Like Michael Keaton’s Beetle Juice says “I’ve seen The Exorcist 65 times…” and actually I think I have him beat. I like the dialogue between characters in this movie so much I tend to put it one while I’m writing conversations to get that natural flow.

It’s an excellent movie and I think it deserves higher than it’s 8.2 rating on IMDB but it has its flaws. More on that in a minute.

Whenever I mention the movie everyone always asks me how did the demon get from Iraq to America and how did it possess Regan and what is it’s connection to Father Merrin?

The movie opens in Northern Iraq where Father Merrin is overseeing an archaeological dig and a trinket is found– it’s the demon Pazuzu who is both the demon of the wind and in some folklore a protector of folks against other demons. As Merrin leaves Iraq a windstorm kicks up and we see the ominous shape of the demon where we can infer he has been freed and is now in the amulet. Merrin and Pazuzu have a history as is revealed later in the film as the Bishop and the president of Georgetown discuss bringing him in for Regan’s exorcism, but the demon is never specifically mentioned.

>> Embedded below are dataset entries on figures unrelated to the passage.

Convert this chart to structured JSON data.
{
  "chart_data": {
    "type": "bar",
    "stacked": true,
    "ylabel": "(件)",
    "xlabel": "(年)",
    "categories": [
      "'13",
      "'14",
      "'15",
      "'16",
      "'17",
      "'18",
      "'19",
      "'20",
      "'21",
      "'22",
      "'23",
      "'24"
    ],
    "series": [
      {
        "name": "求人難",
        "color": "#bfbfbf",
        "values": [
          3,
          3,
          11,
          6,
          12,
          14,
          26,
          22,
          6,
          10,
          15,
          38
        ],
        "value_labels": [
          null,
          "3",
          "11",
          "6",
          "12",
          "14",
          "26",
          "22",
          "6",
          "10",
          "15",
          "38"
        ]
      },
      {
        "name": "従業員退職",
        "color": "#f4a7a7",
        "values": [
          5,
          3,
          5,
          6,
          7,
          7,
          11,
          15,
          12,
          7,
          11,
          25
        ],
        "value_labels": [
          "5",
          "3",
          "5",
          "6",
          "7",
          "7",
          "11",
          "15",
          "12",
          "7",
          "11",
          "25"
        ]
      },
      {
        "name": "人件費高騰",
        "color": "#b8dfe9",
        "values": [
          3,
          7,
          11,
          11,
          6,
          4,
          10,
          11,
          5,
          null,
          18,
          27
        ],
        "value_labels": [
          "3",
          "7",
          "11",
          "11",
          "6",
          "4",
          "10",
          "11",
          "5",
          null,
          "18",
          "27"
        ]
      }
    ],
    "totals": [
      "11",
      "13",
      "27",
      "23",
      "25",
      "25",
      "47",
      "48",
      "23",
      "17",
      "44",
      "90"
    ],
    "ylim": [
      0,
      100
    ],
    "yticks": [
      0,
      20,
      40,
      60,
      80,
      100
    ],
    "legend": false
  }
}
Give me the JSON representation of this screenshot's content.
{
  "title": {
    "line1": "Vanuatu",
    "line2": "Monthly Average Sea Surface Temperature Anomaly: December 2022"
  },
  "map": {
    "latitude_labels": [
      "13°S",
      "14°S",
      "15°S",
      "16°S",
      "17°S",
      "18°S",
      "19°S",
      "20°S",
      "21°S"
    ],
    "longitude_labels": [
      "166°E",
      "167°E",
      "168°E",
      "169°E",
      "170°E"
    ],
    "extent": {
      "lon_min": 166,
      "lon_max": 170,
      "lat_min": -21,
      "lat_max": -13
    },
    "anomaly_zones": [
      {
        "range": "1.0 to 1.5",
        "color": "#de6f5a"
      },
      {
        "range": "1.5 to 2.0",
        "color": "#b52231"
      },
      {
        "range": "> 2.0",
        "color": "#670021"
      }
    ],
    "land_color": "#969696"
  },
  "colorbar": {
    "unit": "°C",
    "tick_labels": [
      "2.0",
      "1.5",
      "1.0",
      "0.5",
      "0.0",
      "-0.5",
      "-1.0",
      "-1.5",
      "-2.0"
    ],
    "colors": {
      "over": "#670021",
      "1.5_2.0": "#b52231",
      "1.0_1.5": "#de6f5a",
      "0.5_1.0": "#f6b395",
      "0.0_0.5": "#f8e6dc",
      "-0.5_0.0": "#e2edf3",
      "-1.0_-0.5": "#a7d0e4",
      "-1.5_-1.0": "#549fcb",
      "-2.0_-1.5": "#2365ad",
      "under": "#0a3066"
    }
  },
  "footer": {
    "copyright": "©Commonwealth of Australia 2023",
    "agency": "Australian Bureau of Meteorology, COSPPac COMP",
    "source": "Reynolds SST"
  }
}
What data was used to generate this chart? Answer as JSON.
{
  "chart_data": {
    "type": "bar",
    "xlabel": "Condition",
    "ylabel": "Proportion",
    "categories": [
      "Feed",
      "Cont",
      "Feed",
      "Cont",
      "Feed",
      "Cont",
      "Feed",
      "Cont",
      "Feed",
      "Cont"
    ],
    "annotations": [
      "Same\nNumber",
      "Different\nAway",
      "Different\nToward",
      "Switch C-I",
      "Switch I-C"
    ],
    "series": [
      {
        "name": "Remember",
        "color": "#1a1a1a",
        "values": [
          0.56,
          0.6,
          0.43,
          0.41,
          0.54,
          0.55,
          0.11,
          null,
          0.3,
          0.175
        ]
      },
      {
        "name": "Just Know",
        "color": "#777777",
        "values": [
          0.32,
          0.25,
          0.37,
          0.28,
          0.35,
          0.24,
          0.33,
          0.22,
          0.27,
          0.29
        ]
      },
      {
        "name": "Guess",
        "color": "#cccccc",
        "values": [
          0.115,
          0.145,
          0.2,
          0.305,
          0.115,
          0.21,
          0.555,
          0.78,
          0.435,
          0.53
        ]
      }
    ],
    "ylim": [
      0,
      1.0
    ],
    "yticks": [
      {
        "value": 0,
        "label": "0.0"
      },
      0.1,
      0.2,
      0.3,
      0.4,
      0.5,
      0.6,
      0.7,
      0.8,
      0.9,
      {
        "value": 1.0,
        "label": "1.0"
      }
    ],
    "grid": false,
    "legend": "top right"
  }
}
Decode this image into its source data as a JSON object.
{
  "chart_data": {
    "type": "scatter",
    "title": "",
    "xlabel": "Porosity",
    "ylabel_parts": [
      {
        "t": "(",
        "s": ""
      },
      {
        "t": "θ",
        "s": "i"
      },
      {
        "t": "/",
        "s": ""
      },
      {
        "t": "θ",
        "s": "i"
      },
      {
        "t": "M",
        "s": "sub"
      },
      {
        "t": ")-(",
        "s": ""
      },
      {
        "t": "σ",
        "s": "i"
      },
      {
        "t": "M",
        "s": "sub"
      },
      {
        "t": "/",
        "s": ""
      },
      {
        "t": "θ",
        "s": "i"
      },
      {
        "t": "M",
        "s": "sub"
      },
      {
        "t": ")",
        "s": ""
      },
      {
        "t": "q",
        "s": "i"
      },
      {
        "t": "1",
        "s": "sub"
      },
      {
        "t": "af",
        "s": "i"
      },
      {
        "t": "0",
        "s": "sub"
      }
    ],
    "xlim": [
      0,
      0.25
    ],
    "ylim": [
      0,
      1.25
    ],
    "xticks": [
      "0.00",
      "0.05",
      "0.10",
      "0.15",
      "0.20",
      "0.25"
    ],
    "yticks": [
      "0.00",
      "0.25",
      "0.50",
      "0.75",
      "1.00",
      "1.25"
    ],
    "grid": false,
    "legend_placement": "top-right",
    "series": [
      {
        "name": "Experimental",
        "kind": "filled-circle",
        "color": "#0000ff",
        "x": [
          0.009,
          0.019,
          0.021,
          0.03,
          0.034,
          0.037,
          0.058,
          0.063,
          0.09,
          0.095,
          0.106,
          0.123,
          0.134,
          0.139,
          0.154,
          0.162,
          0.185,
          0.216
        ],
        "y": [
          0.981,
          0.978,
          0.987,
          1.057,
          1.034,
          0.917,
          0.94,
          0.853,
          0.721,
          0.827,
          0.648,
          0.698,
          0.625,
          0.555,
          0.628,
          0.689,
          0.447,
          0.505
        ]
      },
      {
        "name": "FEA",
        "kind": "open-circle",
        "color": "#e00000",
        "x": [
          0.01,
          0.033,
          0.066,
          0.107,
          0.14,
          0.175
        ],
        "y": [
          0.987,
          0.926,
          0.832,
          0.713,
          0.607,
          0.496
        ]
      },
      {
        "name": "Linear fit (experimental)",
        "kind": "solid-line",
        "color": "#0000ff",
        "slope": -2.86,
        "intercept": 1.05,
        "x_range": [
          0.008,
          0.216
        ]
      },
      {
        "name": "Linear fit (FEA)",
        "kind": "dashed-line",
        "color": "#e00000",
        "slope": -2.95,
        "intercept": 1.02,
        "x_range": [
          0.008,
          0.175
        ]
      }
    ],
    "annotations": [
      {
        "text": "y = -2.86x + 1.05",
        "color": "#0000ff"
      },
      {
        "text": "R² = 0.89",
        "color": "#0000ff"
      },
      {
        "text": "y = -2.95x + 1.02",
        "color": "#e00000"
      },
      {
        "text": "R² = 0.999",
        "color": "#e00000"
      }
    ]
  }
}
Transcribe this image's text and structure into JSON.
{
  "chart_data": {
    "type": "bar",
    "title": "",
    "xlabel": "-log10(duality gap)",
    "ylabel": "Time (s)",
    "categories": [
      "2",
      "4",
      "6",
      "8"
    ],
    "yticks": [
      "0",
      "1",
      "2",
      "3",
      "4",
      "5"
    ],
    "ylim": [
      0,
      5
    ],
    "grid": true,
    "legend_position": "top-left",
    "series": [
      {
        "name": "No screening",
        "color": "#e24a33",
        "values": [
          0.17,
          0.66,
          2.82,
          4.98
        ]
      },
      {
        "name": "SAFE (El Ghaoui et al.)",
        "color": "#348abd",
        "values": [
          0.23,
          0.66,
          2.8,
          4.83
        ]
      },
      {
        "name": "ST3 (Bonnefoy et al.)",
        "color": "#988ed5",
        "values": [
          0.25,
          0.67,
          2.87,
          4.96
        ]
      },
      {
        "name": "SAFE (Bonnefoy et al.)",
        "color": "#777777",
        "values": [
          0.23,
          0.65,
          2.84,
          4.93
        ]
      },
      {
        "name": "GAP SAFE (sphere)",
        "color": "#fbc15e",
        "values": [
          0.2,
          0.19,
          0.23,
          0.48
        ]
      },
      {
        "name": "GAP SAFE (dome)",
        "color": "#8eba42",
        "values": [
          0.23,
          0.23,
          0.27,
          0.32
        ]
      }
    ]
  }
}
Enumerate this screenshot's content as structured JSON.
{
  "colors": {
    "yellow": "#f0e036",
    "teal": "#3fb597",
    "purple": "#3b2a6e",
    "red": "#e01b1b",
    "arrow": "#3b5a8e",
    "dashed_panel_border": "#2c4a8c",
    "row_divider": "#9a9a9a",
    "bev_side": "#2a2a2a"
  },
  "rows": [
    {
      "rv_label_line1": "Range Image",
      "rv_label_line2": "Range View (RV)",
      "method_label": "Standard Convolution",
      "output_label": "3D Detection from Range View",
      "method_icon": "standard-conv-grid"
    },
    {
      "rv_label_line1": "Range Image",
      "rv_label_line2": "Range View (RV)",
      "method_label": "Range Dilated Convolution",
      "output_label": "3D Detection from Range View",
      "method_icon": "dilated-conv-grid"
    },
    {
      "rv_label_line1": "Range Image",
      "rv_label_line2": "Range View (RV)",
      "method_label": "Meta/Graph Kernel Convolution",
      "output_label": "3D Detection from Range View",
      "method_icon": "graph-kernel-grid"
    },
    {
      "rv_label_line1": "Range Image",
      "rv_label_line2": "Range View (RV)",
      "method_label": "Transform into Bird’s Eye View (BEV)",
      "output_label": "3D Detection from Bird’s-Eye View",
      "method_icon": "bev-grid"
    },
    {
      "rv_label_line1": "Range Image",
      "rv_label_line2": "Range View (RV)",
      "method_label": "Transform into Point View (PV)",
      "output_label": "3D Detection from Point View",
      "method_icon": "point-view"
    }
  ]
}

The demon itself calls out for Merrin several times before his arrival, so ladies and gentlemen we have a relationship born not of LOVE CONNECTION but of proximity. Merrin returns to America where he sequesters himself to write a book–meanwhile Regan, who is suffering the sorrow of her parents divorce, the loss of her childhood home, the relocation across the country without her friends, is in a condition where a friendly demon calling himself Captain Howdy from a Quija board could certainly make the jump into the little girl.

Flaws- not many– but Regan’s physical transformation seems to come pretty quickly, there’s a point where even the most skeptical visitor would take one look at that face step out of the room and say she’s possessed, yet many of our smarter characters are slow to see this.

The Theatrical Cut is superior to the Director Cut in my opinion, the Director cut restores the Spider Walk Regan does down the stairs pretty early in the film, and if THAT doesn’t convince you this girl is possessed nothing will.

Spoiler flaws – read at your own risk- it’s established that if the host body dies then the demon is vanquished, yet Regan’s head turns around 360 degrees which would certainly have killed her.

If you’ve read the sequel or seen the filmed version of it THE EXORCIST III: LEGION then this whole theory goes out the window because we’ll soon learn that Father Karras doesn’t die in the fall nor does Pazuzu leave his body, making the absolution scene at the end pointless.

It’s worth nothing that director Friedkin had no interest in filming the sequel so EXORCIST Novelist and Screenwriter William Peter Blatty took it upon himself to do it- I may get into that one another time but let’s just say Blatty is nowhere near the director Friedkin was.